Thursday, November 25, 2010

More things I've learned from NaNo

I am really glad I decided to do NaNoWriMo this year. Even if this novel never hits the shelves, I've learned a lot while writing it.

#1:  Writing time is sacred. Your word count goal is BEYOND sacred. You do have a word count goal, right? If not, get one. Then set aside some writing time, every day. If you can, make it non-negotiable (aside from fire or broken bones or parent-teacher conferences). If something else takes up your set writing time, re-set it. I usually write in the mornings, but when life throws something else in the morning, then I write in the evening. I don’t care if it means the family has to eat TV dinners, I’M GOING TO FIT MY WRITING IN somewhere. Very soon, your family will start doing everything they can to make sure you get your writing time, just so they don’t have to eat another can of tuna fish. And don’t go to bed until you’ve met your word count goal. Repeat to yourself: I’m not going to let this day get away from me without writing! Note: during this early part of the training process (training yourself AND your family), it’s important to set small goals: 100 or 200 words a day to start. Baby steps, you know.

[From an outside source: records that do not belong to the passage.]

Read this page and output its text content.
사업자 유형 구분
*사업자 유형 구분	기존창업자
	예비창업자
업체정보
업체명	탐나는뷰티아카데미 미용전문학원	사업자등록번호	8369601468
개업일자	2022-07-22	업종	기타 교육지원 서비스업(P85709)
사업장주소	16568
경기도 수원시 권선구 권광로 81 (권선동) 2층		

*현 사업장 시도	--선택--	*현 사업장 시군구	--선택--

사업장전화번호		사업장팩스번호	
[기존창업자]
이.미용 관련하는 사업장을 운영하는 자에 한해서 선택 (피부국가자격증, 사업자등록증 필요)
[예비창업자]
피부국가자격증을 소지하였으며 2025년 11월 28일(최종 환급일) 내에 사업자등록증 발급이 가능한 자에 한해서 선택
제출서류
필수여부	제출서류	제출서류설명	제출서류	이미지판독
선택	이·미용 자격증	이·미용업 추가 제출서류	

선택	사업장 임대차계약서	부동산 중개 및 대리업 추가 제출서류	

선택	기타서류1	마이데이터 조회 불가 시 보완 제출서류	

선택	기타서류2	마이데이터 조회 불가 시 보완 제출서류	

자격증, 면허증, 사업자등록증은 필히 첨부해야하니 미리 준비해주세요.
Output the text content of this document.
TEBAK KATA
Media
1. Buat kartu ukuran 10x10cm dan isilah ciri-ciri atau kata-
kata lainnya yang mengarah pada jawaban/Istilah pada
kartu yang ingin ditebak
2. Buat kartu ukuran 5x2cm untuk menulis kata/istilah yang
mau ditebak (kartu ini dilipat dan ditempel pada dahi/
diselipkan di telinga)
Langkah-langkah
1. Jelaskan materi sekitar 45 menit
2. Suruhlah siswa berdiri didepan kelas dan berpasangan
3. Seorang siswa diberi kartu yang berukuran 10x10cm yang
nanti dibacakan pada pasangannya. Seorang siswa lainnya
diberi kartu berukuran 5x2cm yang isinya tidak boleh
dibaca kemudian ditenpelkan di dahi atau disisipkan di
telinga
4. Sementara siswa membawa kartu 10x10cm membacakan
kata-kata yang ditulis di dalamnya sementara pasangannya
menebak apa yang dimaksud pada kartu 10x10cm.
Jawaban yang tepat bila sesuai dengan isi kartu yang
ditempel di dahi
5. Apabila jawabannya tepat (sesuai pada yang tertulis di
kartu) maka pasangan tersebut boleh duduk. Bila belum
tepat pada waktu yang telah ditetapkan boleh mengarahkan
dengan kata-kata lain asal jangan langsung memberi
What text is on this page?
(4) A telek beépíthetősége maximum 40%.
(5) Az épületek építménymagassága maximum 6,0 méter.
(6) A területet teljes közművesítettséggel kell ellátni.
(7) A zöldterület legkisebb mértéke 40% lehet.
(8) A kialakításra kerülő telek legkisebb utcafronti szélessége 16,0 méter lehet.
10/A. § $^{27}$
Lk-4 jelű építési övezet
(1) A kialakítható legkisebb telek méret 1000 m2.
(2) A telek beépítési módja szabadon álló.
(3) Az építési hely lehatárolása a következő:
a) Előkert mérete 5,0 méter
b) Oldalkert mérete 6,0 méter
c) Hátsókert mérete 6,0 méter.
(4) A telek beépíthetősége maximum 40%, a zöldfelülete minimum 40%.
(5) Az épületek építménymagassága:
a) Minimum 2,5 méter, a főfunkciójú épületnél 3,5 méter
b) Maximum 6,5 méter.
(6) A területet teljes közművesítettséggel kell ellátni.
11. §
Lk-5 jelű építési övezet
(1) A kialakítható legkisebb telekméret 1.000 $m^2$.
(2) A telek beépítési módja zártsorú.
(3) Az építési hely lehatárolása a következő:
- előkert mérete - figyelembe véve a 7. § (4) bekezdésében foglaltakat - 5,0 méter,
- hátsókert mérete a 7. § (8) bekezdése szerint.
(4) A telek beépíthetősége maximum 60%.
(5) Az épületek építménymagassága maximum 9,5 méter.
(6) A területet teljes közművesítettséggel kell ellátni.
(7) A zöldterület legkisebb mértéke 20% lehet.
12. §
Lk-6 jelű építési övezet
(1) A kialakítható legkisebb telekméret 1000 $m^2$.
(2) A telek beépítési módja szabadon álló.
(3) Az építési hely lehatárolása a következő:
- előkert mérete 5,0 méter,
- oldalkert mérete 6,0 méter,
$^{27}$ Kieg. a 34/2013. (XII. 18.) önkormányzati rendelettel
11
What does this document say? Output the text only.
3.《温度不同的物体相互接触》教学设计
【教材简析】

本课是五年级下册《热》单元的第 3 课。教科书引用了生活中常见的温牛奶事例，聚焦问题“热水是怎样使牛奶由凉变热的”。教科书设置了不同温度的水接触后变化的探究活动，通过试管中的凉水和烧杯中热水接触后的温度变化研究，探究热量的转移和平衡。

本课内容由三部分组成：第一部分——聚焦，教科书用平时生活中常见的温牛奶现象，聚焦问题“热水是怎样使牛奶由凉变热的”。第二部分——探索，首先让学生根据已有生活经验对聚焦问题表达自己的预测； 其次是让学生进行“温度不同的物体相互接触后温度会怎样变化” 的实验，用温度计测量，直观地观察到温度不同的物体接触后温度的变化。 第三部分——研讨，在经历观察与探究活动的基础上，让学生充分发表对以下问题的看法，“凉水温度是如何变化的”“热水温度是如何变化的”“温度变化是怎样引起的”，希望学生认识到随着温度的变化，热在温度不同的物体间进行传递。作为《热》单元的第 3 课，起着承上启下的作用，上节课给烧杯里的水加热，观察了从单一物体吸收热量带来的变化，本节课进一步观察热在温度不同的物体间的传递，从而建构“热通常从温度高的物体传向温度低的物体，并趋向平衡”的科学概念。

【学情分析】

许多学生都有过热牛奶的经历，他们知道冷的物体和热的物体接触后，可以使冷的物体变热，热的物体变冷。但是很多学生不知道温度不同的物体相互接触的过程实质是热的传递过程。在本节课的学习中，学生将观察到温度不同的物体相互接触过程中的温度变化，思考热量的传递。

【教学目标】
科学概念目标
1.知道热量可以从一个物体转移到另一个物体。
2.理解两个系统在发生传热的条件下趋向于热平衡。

#2:  Don’t revise or change anything while writing your first draft. Pretend it’s NaNo every day, and just get the words down, as many as you can. Stick firm to the rule that no words can be cut. Your backspace and delete keys are broken until you’re done with the first draft.

#3:  Turn off your inner critic. This doesn’t mean just about the editing and proofreading stuff, this means EVERYTHING! If you’re tapping away and you come up with an idea, and right away you’re inner critic says, “That’s lame,” or “That’s cliche,” IGNORE IT! Your inner critic is an idiot. Write the scene anyway. Who knows where it will take you. What started out as a lame idea may lead you in a new, fabulous direction. And once you are done with the first draft, if you go back and read that scene and say, “Okay. Critic was right. This scene is lame.” THEN you can cut the scene. Sure, it means more work in the editing phase, but it’s easier to edit when there is stuff on the page TO edit than it is to edit a blank page. It gives you more scene options. Options are good.

#4:  Periodically while you’re writing (and most definitely if you get stuck), ask yourself these questions about the current scene:

What is the exact opposite of the next logical thing to happen? What if that exact opposite happened right now?
What is the most outrageous thing that could happen right now?
What is the worst thing that could happen right now?
How could I shock or surprise the reader right now?

#5:  If you are running out of ideas of where to go next in your novel, maybe your characters are lonely and sick of talking to each other. Think up another character to throw in to the mix and see what happens. Even better: throw in a character who is the exact opposite of your protagonist. Your protagonist is a bored housewife who hates her life? Have her--inadvertently or purposely--cross paths with a jet-setting rocker chick; maybe they’ll strike up a friendship. Wonder how that will work out? In my case, I gave my (originally) bachelor protagonist a judgmental girlfriend (so now she's an obstacle standing in the way of his dream).

After all this, what's the number one advice I'd give to someone who wants to be a writer:?

DO NANOWRIMO!

Even if you don't end up with a salable novel, you'll learn a lot while doing it.